Scripted will be a significant focus on the rejigged service, with a host of dramas launching exclusively on the streaming site rather than on the main linear ITV1 channel. The real game-changer, however, is the broadcaster’s newfound ability to experiment outside of the crime programming that ITV dramas have become somewhat synonymous with.

“We felt that there are shows we couldn’t make a hit on the main channel,” Polly Hill, the former BBC drama chief who moved to ITV as head of drama in 2016, tells Variety.

“There are different tones that work really, really well, whether they’re funny, or darker, or just a bit quirky, that aren’t a natural fit for ITV1, but feel like the evolution of mainstream storytelling. We needed to find a platform to be part of that,” Hill continues.

In recent years, ITV may have become most recognizable internationally for entertainment shows such as the behemoth “Love Island,” but the broadcaster’s crime dramas, such as the David Tennant-fronted “Broadchurch” and consent thriller “Liar,” starring Joanne Froggatt and Ioan Gruffudd, have been domestic hits that have travelled widely around the world. It’s that same success, however, that’s also pigeonholed ITV’s drama ambitions into just one specialty area.

Yet, ever since ITVX was first announced, drama commissions from Hill’s team have become noticeably more varied.

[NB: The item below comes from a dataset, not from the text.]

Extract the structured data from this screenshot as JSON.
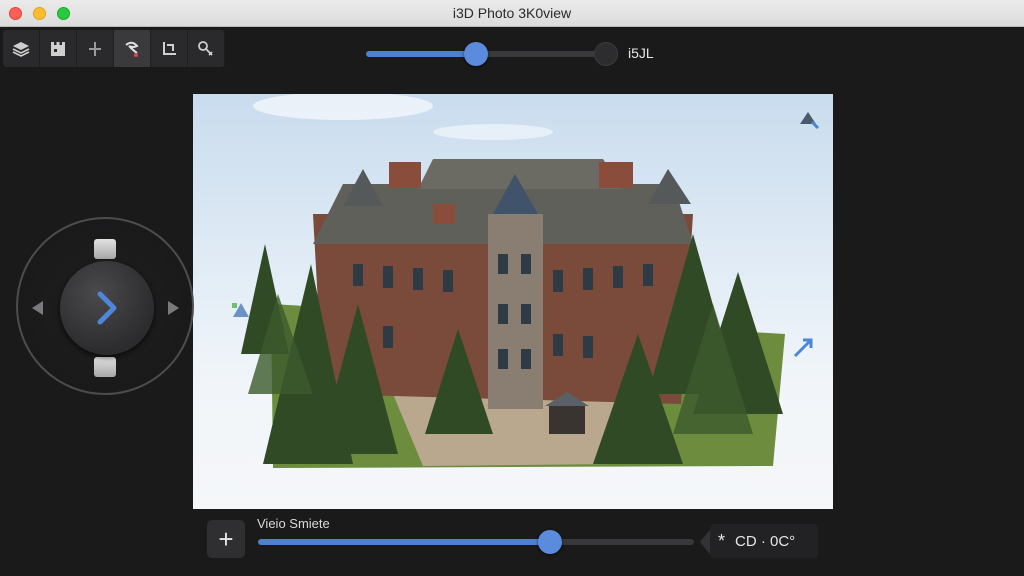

Among the shows earmarked exclusively for ITVX is the Helena Bonham-Carter-led biopic drama “Nolly,” about a 1980s soap opera icon; “Riches,” centring on a Black Anglo-American family who find themselves at war over their father’s cosmetics empire after his heart attack; “Joan,” a Sophie Turner-fronted drama inspired by a notorious British jewel thief; and “Archie,” about the early years of actor Cary Grant, played by Jason Isaacs.

Is there any sort of brief in what Hill is looking for from the drama community?

The commissioner has, in the past, discussed an inability to take on sci-fi, fantasy or dark horror for ITV1, but on ITVX, it’s a new world entirely. “We don’t have to tick the boxes of all of those genres, but we can now say ‘yes.’ We can find somewhere to put them if it’s a show that we want to make.

“I don’t have a sense of, ‘We’ve got to do a biopic,’ or ‘We aren’t doing procedurals,’” continues Hill. “It’s really about finding a different sort of flavour and style. Sophie [Turner] is great because she can pull in a slightly younger audience, and certainly, it’s wonderful to have a lead that is younger, which isn’t where we often go on the main channel.”

If you want to know just how seriously ITV is taking its streaming play, consider the fact that ITVX exclusives, such as “Nolly,” won’t actually be airing at all on the linear channel. Put simply: everything that airs on linear channel ITV1 will be made available on ITVX, but shows that premiere on ITVX won’t necessary get a second, linear window.

“There might well be a windowing on the main channel after the ITVX [premiere], but where we put a show depends on the sort of content,” says Hill. “We’re commissioning very separately for ITVX premieres and they will feel different.”

As far as whether Hill’s tariffs for drama have risen in line with the wider platform, the executive stays relatively mum, saying only that “it’s expensive to make drama.” ITV is currently only buying U.K. rights to programming, adds Hill, noting that “how [the rest of it is] funded is down to the producer.”